Date: January 05, 1999
Contact: Stephen B. Collins
Zafaryab Ahmed, the journalist recently released by the Pakistani government so he could accept a human rights fellowship in Maine, will make his first public address at 4 p.m. on Monday, Jan. 11, at Colby College in Waterville.
Ahmed will speak on the dichotomy between what he sees as a universal desire for justice and human rights that transcends political borders, on one hand, and the nationalistic interests that permit widespread injustices and abuses to persist, on the other. The talk will be in Page Commons Room of Cotter Union, and it is open to the public free of charge.
He will describe problems that need to be solved to redress human rights abuses, he said.
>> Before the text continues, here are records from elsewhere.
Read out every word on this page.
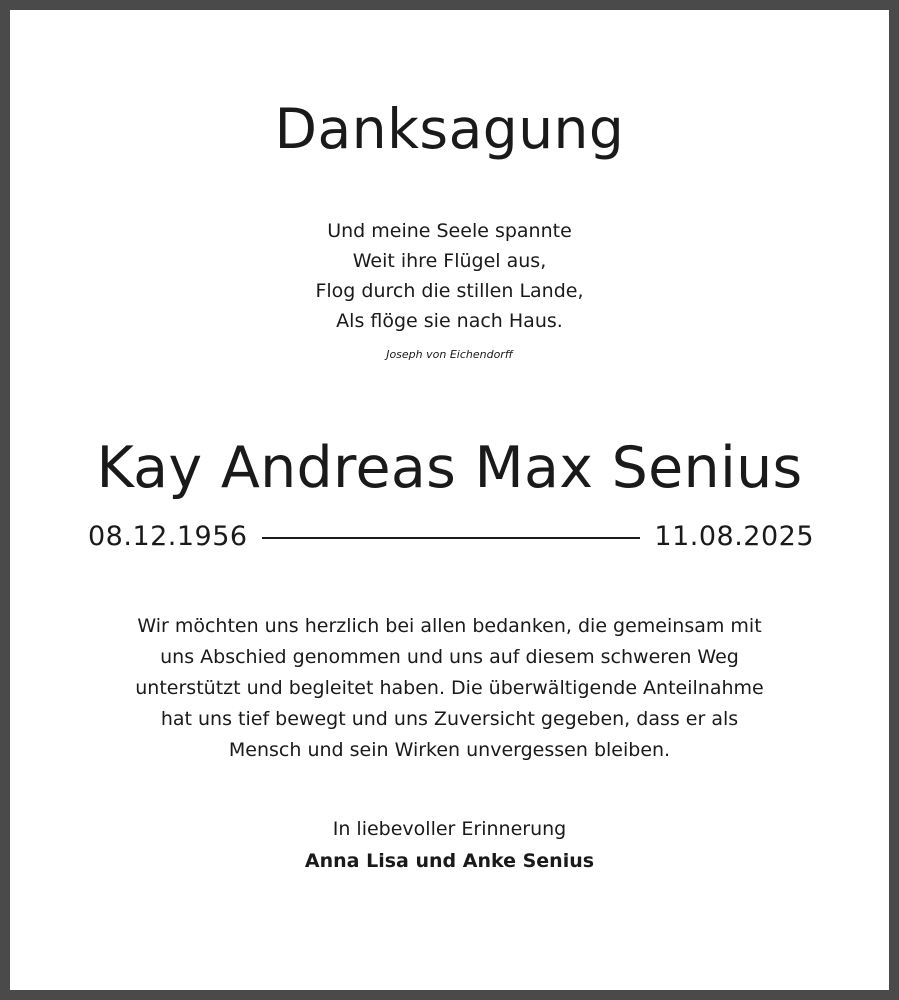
Danksagung
Und meine Seele spannte
Weit ihre Flügel aus,
Flog durch die stillen Lande,
Als flöge sie nach Haus.
Joseph von Eichendorff
Kay Andreas Max Senius
08.12.1956	11.08.2025
Wir möchten uns herzlich bei allen bedanken, die gemeinsam mit
uns Abschied genommen und uns auf diesem schweren Weg
unterstützt und begleitet haben. Die überwältigende Anteilnahme
hat uns tief bewegt und uns Zuversicht gegeben, dass er als
Mensch und sein Wirken unvergessen bleiben.
In liebevoller Erinnerung
Anna Lisa und Anke Senius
Among them are the complicity and responsibility of consumers when it comes to unscrupulous manufacturing practices and the United States government's double standard of ignoring abuses by U.S. allies while criticizing and punishing those of other nations.
Ahmed arrived at Colby College on December 15 to accept the inaugural fellowship of the Oak Foundation for the Study of International Human Rights. His arrival was delayed almost half a year because he is still awaiting trial on charges of sedition for his writings in Pakistan and, as a result, he is still on the country's Exit Control List. Ahmed was jailed in 1995 but was released on bail and has been out of prison awaiting trial. If convicted of sedition, the only possible penalty under Pakistan's laws is execution, he said.
Ahmed angered his government and was accused of being an agent of India when he wrote about the plight of children who work in deplorable conditions in Pakistan's manufacturing industries and when he covered the death of Iqbal Masih, a 14-year-old who escaped from a life of bondage to crusade against the use of child laborers. During Ahmed's incarceration Amnesty International declared him a "prisoner of conscience." The organization named him one of 11 defenders of the Universal Declaration of Human Rights, and it still maintains an "urgent action" plea on his behalf.
Ahmed, who studied in England for several years and speaks fluent English, was chosen from more than 70 nominees as Colby's first Oak Human Rights Fellow but was unable to accept the position last fall. After months of delay and international pleas for his release, Pakistan's prime minister agreed to give him a 90-day permit to travel to accept the fellowship at Colby, with the condition that he return in February to Pakistan, where he still faces the sedition charge and a possible death sentence.